If you did this on a development server at work the CPU load can change drastically on over an elapsed minute. Developers could have compiled during the 2 second 2 CPU run and the server could be CPU-quiet for the - long 5 seconds - 1 CPU run totally skewing our numbers.
We need to have an approach that is somewhat robust against such changing circumstances. Every test must run as quickly as possible and directly one after the other.
Sounds promising, lets try that. Reduce the max prime number 100 fold.
Cut and paste all 3 these instructions in one go and observe results:
docker run -it --rm --name mybench --cpus 2 centos:bench /bin/sh -c 'time sysbench --threads=2 --events=4 --cpu-max-prime=8005 --verbosity=0 cpu run'
docker run -it --rm --name mybench --cpus .5 centos:bench /bin/sh -c 'time sysbench --threads=2 --events=4 --cpu-max-prime=8005 --verbosity=0 cpu run'
docker run -it --rm --name mybench --cpus 1 centos:bench /bin/sh -c 'time sysbench --threads=2 --events=4 --cpu-max-prime=8005 --verbosity=0 cpu run'
Expected output :
2 CPUs
real 0m0.049s
user 0m0.016s
sys 0m0.021s
1 CPUs
real 0m0.049s
user 0m0.019s
sys 0m0.020s
.5 CPU
real 0m0.051s
user 0m0.020s
sys 0m0.019s
Benchmark startup overhead overwhelms the wall-clock real times. Tests hopelessly too short.

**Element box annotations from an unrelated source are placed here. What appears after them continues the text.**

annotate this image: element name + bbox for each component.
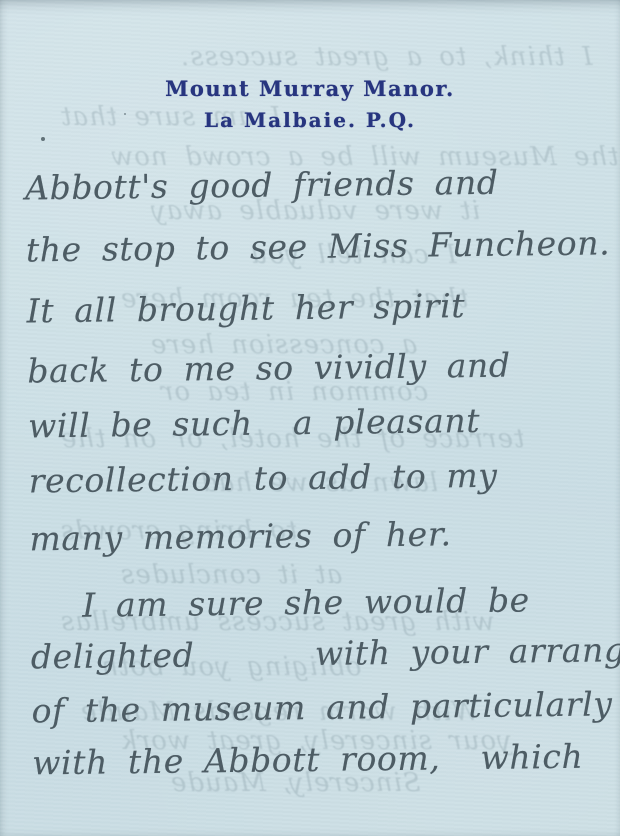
letterhead-location: La Malbaie. P.Q.: [0, 108, 620, 132]
paper-speck: [124, 113, 126, 115]
handwritten-line: the stop to see Miss Funcheon.: [26, 223, 611, 269]
handwritten-line: back to me so vividly and: [27, 346, 511, 391]
handwritten-line: I am sure she would be: [82, 580, 530, 624]
handwritten-line: will be such a pleasant: [28, 401, 480, 446]
handwritten-line: of the museum and particularly: [31, 684, 612, 730]
handwritten-line: delighted with your arrangement: [31, 629, 620, 677]
letterhead-hotel-name: Mount Murray Manor.: [0, 76, 620, 101]
handwritten-line: Abbott's good friends and: [25, 163, 499, 208]
letter-page: I think, to a great success. I am sure t…: [0, 0, 620, 836]
handwritten-line: many memories of her.: [29, 514, 452, 558]
handwritten-line: It all brought her spirit: [26, 286, 465, 330]
handwritten-line: recollection to add to my: [29, 456, 498, 501]
handwritten-line: with the Abbott room, which: [32, 737, 584, 783]
letterhead: Mount Murray Manor. La Malbaie. P.Q.: [0, 76, 620, 132]
paper-speck: [41, 137, 45, 141]
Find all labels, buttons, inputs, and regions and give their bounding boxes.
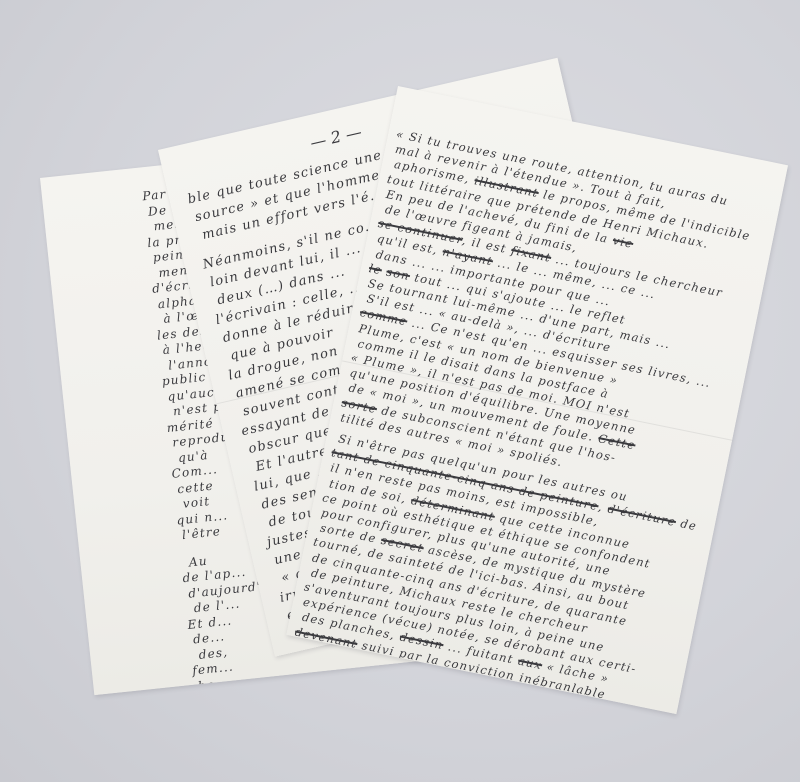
handwritten-line: de l'... [193,596,241,615]
handwritten-line: sut [203,691,227,695]
handwritten-line: de... [192,629,226,646]
handwritten-line: l'être [181,524,221,542]
handwritten-line: voit [182,494,211,511]
page-3-text: « Si tu trouves une route, attention, tu… [398,86,788,165]
handwritten-line: he... [197,675,231,692]
handwritten-line: des, [198,644,229,661]
handwritten-line: Au [188,553,208,569]
handwritten-line: Et d... [187,613,233,632]
page-number: — 2 — [308,122,363,152]
handwritten-line: qu'à [177,447,209,464]
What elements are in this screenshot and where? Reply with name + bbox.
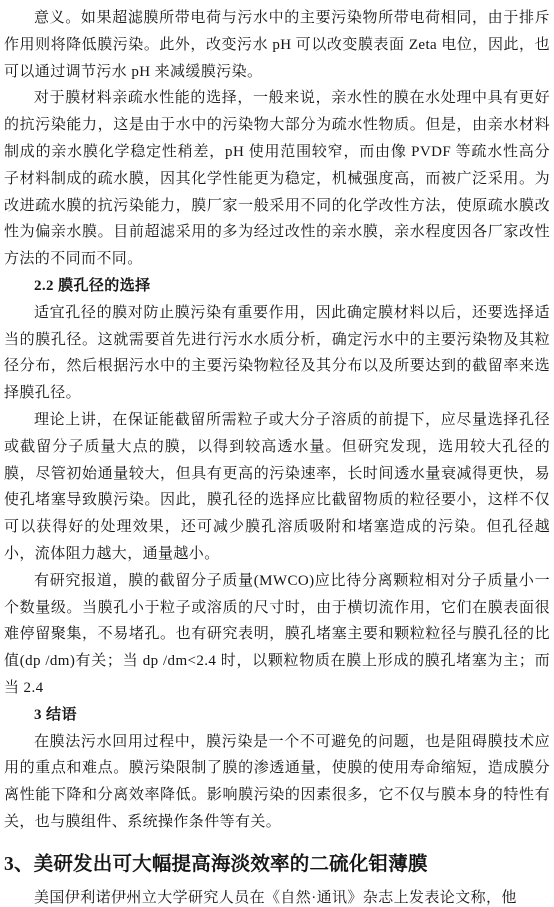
paragraph-hydrophilicity: 对于膜材料亲疏水性能的选择，一般来说，亲水性的膜在水处理中具有更好的抗污染能力，…	[4, 85, 550, 273]
paragraph-pore-theory: 理论上讲，在保证能截留所需粒子或大分子溶质的前提下，应尽量选择孔径或截留分子质量…	[4, 407, 550, 568]
paragraph-pore-selection: 适宜孔径的膜对防止膜污染有重要作用，因此确定膜材料以后，还要选择适当的膜孔径。这…	[4, 300, 550, 407]
paragraph-mwco: 有研究报道，膜的截留分子质量(MWCO)应比待分离颗粒相对分子质量小一个数量级。…	[4, 568, 550, 702]
document-page: 意义。如果超滤膜所带电荷与污水中的主要污染物所带电荷相同，由于排斥作用则将降低膜…	[0, 0, 554, 907]
section-heading-conclusion: 3 结语	[4, 702, 550, 729]
section-heading-pore-size: 2.2 膜孔径的选择	[4, 273, 550, 300]
paragraph-charge-ph: 意义。如果超滤膜所带电荷与污水中的主要污染物所带电荷相同，由于排斥作用则将降低膜…	[4, 5, 550, 85]
article-title-mos2-membrane: 3、美研发出可大幅提高海淡效率的二硫化钼薄膜	[4, 849, 550, 881]
paragraph-conclusion: 在膜法污水回用过程中，膜污染是一个不可避免的问题，也是阻碍膜技术应用的重点和难点…	[4, 729, 550, 836]
paragraph-illinois-research: 美国伊利诺伊州立大学研究人员在《自然·通讯》杂志上发表论文称，他	[4, 885, 550, 907]
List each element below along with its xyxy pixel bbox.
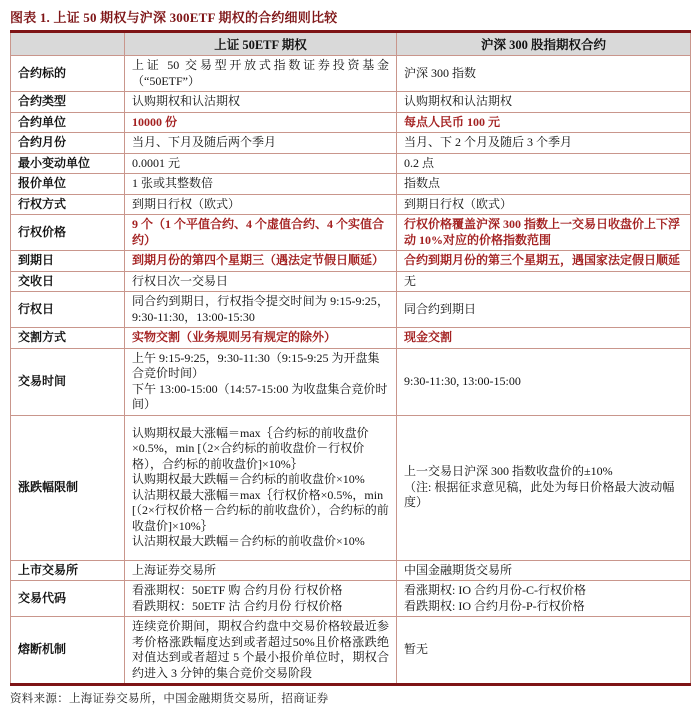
cell-50etf: 到期日行权（欧式） <box>125 194 397 215</box>
row-label: 行权日 <box>11 292 125 328</box>
cell-50etf: 上海证券交易所 <box>125 560 397 581</box>
cell-50etf: 认购期权和认沽期权 <box>125 92 397 113</box>
table-row-trading-hours: 交易时间 上午 9:15-9:25，9:30-11:30（9:15-9:25 为… <box>11 348 691 415</box>
cell-50etf: 1 张或其整数倍 <box>125 174 397 195</box>
cell-csi300: 到期日行权（欧式） <box>397 194 691 215</box>
cell-csi300: 每点人民币 100 元 <box>397 112 691 133</box>
row-label: 交易代码 <box>11 581 125 617</box>
table-row-contract-type: 合约类型 认购期权和认沽期权 认购期权和认沽期权 <box>11 92 691 113</box>
row-label: 合约单位 <box>11 112 125 133</box>
cell-csi300: 暂无 <box>397 617 691 685</box>
table-row-ticker-code: 交易代码 看涨期权：50ETF 购 合约月份 行权价格 看跌期权：50ETF 沽… <box>11 581 691 617</box>
table-row-strike-prices: 行权价格 9 个（1 个平值合约、4 个虚值合约、4 个实值合约） 行权价格覆盖… <box>11 215 691 251</box>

After 3 private experiments decreasing the original workload by 10 fold seems perfect.
docker run -it --rm --name mybench --cpus 2 centos:bench /bin/sh -c 'time sysbench --threads=2 --events=4 --cpu-max-prime=100500 --verbosity=0 cpu run'
docker run -it --rm --name mybench --cpus 1 centos:bench /bin/sh -c 'time sysbench --threads=2 --events=4 --cpu-max-prime=100500 --verbosity=0 cpu run'
docker run -it --rm --name mybench --cpus .5 centos:bench /bin/sh -c 'time sysbench --threads=2 --events=4 --cpu-max-prime=100500 --verbosity=0 cpu run'
( The 5 in there is just to make long strings of 000000 more readable. )
2 CPUs
real 0m0.152s
user 0m0.225s
sys 0m0.015s
1 CPU
real 0m0.277s
user 0m0.279s
sys 0m0.019s
.5 CPU
real 0m0.615s
user 0m0.290s
sys 0m0.024s
Ratios look perfect. Overall runtime is less than a second which minimizes effects of changing CPU-load effects on the development server upon our test timings.
Spend a few minutes playing on your server to get and understanding of what is explained here.
Note I used --rm on the run command. This auto-removes the container after it finishes the command handed to it via /bin/sh.